Monday, November 12, 2018

There's no actual content here or Fish in Exile

I read one more chapter of Fletch. In it he has a call to the finance expert at his paper where we get a chapter long info dump of the rich guy's backstory and finances. Excuse me while I try to drum up some enthusiasm. Wait...wait...nope, no, not happening. I'm just not feeling it. I'm too tired for this nonsense. My mother got out of the hospital barely a month ago after her heart transplant and I just don't have the energy for this long-winded exposition.

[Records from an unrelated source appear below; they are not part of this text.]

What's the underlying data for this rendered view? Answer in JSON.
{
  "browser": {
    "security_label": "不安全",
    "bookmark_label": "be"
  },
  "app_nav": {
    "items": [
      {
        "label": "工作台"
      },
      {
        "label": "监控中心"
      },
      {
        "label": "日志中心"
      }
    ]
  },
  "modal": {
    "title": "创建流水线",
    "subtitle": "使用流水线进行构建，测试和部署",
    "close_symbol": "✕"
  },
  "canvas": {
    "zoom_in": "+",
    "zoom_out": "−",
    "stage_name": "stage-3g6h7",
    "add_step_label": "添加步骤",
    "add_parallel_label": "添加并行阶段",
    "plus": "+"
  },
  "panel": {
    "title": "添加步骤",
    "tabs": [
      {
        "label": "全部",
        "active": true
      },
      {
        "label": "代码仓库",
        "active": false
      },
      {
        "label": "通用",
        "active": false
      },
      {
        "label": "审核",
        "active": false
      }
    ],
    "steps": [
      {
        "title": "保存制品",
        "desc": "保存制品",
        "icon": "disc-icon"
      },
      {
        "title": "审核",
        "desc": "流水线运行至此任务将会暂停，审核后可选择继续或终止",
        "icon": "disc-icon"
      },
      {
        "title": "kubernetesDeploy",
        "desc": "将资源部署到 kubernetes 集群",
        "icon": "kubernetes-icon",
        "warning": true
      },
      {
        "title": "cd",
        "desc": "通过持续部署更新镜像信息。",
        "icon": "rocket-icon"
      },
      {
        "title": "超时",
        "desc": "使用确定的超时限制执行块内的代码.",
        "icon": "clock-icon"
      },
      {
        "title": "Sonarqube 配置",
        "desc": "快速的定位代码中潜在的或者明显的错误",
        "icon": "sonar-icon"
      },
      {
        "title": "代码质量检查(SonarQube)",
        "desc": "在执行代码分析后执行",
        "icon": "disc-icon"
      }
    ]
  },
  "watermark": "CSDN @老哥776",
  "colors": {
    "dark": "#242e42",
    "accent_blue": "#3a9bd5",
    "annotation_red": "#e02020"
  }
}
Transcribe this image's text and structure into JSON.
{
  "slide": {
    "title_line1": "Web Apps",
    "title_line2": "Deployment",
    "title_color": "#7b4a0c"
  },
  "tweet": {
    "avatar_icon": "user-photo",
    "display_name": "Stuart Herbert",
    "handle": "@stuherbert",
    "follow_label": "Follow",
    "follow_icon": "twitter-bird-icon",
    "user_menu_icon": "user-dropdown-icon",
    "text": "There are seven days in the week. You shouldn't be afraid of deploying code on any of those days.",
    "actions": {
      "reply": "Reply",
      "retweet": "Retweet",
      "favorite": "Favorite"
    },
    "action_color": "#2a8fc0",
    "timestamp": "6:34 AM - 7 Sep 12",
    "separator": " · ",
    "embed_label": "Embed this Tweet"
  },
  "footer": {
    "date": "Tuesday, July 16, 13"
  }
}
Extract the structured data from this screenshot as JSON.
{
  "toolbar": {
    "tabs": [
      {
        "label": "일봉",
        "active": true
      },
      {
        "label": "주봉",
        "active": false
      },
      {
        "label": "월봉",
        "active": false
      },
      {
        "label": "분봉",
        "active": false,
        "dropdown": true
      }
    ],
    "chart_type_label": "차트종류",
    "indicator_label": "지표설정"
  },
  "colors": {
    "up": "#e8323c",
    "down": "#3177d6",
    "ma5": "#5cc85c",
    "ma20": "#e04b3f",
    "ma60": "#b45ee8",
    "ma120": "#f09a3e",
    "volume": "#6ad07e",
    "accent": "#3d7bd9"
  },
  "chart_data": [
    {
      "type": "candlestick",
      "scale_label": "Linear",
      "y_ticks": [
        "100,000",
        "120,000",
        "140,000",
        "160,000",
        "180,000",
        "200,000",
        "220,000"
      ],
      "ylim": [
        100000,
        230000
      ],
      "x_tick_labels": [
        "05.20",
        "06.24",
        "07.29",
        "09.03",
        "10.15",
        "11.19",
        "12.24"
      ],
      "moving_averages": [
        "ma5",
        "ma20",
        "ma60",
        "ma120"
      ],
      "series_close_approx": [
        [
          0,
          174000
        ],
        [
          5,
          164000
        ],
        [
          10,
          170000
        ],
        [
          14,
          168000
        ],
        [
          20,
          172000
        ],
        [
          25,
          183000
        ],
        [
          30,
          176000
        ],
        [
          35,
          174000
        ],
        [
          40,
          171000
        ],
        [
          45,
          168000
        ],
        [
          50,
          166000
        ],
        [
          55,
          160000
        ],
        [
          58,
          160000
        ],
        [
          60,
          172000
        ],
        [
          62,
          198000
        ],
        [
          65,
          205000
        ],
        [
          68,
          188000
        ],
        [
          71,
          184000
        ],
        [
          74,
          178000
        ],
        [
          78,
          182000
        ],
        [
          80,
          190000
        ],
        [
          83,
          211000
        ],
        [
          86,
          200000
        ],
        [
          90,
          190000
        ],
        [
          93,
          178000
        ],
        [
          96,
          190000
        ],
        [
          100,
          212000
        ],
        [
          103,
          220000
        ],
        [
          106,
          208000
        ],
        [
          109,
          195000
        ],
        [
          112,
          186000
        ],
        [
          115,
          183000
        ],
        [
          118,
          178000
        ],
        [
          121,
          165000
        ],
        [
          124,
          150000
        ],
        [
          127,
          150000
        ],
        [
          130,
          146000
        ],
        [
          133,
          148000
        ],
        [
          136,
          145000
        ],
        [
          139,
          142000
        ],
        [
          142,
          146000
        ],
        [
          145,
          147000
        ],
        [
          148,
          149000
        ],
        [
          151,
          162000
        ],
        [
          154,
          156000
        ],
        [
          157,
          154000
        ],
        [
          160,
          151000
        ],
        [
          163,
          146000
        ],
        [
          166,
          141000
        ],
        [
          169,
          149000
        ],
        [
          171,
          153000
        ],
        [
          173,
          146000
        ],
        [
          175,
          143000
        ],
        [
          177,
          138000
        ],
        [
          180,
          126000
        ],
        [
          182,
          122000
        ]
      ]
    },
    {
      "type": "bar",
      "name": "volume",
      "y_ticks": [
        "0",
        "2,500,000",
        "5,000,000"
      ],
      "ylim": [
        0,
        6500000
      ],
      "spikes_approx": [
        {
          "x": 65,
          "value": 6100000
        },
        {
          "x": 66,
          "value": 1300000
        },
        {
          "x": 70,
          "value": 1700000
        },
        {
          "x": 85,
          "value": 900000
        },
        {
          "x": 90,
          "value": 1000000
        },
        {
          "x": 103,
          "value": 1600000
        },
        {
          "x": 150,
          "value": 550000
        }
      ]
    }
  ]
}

Which is why it's weird that I read in entirety Vi Khi Nao's Fish in Exile. Because that was pretty ridiculous as well. Mythological callbacks and metaphors abound in this tale of a couple who lost their twins to the sea. So many metaphors, so many allusions. It's a serious story with serious grief and some of it is quite well portrayed and yet. Part of the way Ethos and Catholic Romulus (yes, those are their names) handle their grief is by buying pair after pair of fish (as a pair of proxy children, named Dogfish and Pistachio) and putting them in dresses and "walking" them until they die and then starting the process all over again. I understand what it's supposed to mean in regards to their grief and guilt but it's just too silly. And the metaphors. The entire book is metaphors and similes. "I watched the pluvial curtain let down her translucent laces."  She's saying it's raining. But she just said that in the previous sentence. "Snow was predicted, but rain comes heavily in sheets." It's repetitious for no real reason other than to use fancy words. It doesn't truly add anything. Tons of this. "And soon, like a child that blooms into a hand, I fall asleep."  "I sipped from the well of the Corona." (He's drinking a beer.) "I don't understand women or cameras. My thoughts are outnumbered by white diminutive dots." The entire first part of the book from the point of view of Ethos is so dream-like and metaphor heavy that it's almost impossible to figure out what is going on. He can't make love to his wife. She's turned cold. He puts daisies down his underwear. She's not thrilled by this. He eats the daisies. They taste like tobacco. He has a haversack he keeps putting bread and butter into. There's also the neighbor couple who were present at the tragedy and Ethos' mother.
At the core of the story is the loss of two children and everyone's guilt about what they could have done to prevent it's happening but you get the full story so late and before that no one's guilt makes sense.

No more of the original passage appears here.